And we have made it to the seventh and last day of Knitting and Crochet Blog Week. It’s been fun, if exhausting. And now that it’s over, I can do more actual knitting and crochet.
Day Seven: 29 April. Crafting Balance
Are you a knitter or a crocheter, or are you a bit of both? If you are monogamous in your yarn-based crafting, is it because you do not enjoy the other craft or have you simply never given yourself the push to learn it? Is it because the items that you best enjoy crafting are more suited to the needles or the hook? Do you plan on ever trying to take up and fully learn the other craft? If you are equally comfortable knitting as you are crocheting, how do you balance both crafts? Do you always have projects of each on the go, or do you go through periods of favouring one over the other? How did you come to learn and love your craft(s)?
I am both a knitter and a crocheter. The crochet came first; the knitting gets more practice. This is essentially my mother’s fault. While other people choose to learn knitting and/or crochet because they’re interested in it, my mother signed me up for a crochet class when I was 9, entirely against my will (“But Mom, only old ladies crochet!”). There was yarn. There was this hook. There was my near-total inability to find the last stitch in any row, leading to me crocheting a wide variety of triangles, as I lost one stitch on every row. With all this, I have no idea at what point I actually started to enjoy crocheting. But just about the time I became a crocheter in heart as well as in skill, Mom decided I needed to learn to knit as well. I’d enjoy it, she promised. It was more versatile than crochet, she claimed. I wasn’t nearly as hostile to the idea as I had been to learning to crochet, but I was confused: if crochet wasn’t as good as knitting, why did she make me learn crochet in the first place? (I never did get an answer to that question.) Mom taught me the bare bones of knitting, after which I never saw her touch needles again.* I took an accidental revenge for all this enforced learning, though: I spent the rest of the years before and during college hitting my parents up for yarn money.
Mom had a point, though. As it turns out, my favorite projects are sweaters, and over the years, I’ve found lots more knitting patterns that I wanted to make than crochet patterns. I also like to make afghans, and I lean towards crocheting them, but how many afghans does a girl need?** I have finally figured out that since crochet goes faster than knitting, I could crochet sweaters in fingering weight yarns which would have enough drape to wear comfortably, but I haven’t really tried this out yet. So I’m equally comfortable knitting and crocheting, but I don’t crochet nearly as much because I haven’t found as many patterns that I adore.
I don’t set out to balance the two crafts in my life. I have happily not crocheted for a year or two at a time, simply because I didn’t have a pattern that I cared enough to make. Whatever drives me to knit or crochet in the first place apparently doesn’t care which craft I pursue as long as I’m doing something with one of them. So I fall in love with a pattern, finally feel the time is right to work on it, and whatever craft it is is whatever craft I’ll be working in while I’m working on it.

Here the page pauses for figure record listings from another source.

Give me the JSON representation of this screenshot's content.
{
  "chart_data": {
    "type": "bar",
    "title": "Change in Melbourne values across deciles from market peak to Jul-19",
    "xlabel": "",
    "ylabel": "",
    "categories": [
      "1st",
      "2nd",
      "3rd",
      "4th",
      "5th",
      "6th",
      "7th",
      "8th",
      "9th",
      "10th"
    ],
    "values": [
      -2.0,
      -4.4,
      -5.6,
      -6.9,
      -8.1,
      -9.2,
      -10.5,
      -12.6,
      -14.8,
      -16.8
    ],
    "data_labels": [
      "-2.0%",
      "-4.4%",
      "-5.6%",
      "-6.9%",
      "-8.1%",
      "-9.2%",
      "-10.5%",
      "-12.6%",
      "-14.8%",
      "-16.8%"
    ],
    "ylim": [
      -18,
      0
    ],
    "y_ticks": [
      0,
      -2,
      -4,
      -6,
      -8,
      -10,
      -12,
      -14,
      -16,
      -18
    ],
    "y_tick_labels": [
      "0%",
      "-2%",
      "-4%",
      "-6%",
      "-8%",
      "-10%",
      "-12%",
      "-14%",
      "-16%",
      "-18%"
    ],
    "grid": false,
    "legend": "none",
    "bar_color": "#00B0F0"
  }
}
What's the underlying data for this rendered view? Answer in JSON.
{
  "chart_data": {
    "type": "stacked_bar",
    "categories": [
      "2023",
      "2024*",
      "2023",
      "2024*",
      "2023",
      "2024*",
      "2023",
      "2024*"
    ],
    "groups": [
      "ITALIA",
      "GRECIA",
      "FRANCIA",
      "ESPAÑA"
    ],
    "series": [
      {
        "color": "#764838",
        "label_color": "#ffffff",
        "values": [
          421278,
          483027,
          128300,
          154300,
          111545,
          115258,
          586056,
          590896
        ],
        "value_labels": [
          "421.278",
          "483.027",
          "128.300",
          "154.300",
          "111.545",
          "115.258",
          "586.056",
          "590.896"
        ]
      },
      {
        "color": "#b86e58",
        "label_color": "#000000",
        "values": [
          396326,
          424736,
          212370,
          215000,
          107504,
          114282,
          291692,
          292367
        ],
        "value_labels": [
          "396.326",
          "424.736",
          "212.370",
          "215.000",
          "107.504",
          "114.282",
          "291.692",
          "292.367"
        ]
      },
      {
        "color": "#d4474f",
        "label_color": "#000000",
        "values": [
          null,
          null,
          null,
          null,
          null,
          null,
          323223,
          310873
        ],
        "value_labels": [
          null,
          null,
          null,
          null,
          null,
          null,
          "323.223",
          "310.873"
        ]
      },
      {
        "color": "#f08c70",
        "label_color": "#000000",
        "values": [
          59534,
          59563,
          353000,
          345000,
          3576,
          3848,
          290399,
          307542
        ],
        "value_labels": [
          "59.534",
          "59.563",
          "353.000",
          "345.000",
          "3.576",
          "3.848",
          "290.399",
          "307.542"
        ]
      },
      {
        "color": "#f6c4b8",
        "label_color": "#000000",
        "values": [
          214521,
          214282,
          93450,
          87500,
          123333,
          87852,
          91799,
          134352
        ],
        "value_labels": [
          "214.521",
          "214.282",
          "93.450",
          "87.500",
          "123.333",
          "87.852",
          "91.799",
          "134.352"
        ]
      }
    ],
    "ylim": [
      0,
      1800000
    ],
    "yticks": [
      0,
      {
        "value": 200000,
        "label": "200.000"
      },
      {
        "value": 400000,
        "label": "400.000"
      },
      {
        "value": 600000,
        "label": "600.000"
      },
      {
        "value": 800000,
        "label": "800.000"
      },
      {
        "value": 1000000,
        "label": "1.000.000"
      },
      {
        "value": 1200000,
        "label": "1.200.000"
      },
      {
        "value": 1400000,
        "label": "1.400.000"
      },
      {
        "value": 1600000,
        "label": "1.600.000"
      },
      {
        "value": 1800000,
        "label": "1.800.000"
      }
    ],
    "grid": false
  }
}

Which means that at the moment, I’m actively working on two knitting projects (cardigan and scarf) and one crochet project (shrug), just because they’re what called me at this time. (And I’m doing my level best to keep it to just three active projects, because I picked up pretty new yarn at Yarnover yesterday and it wants me to do something with it! Help!)
*My hypothesis is that my mother had been made to learn to knit from her mother and hated it, but thought that this was just something that mothers were supposed to teach their daughters. I don’t think I was actually supposed to enjoy it.
**I know, I know: make some for charity. Maybe someday. At this point, I’m just not much of a charitable knitter.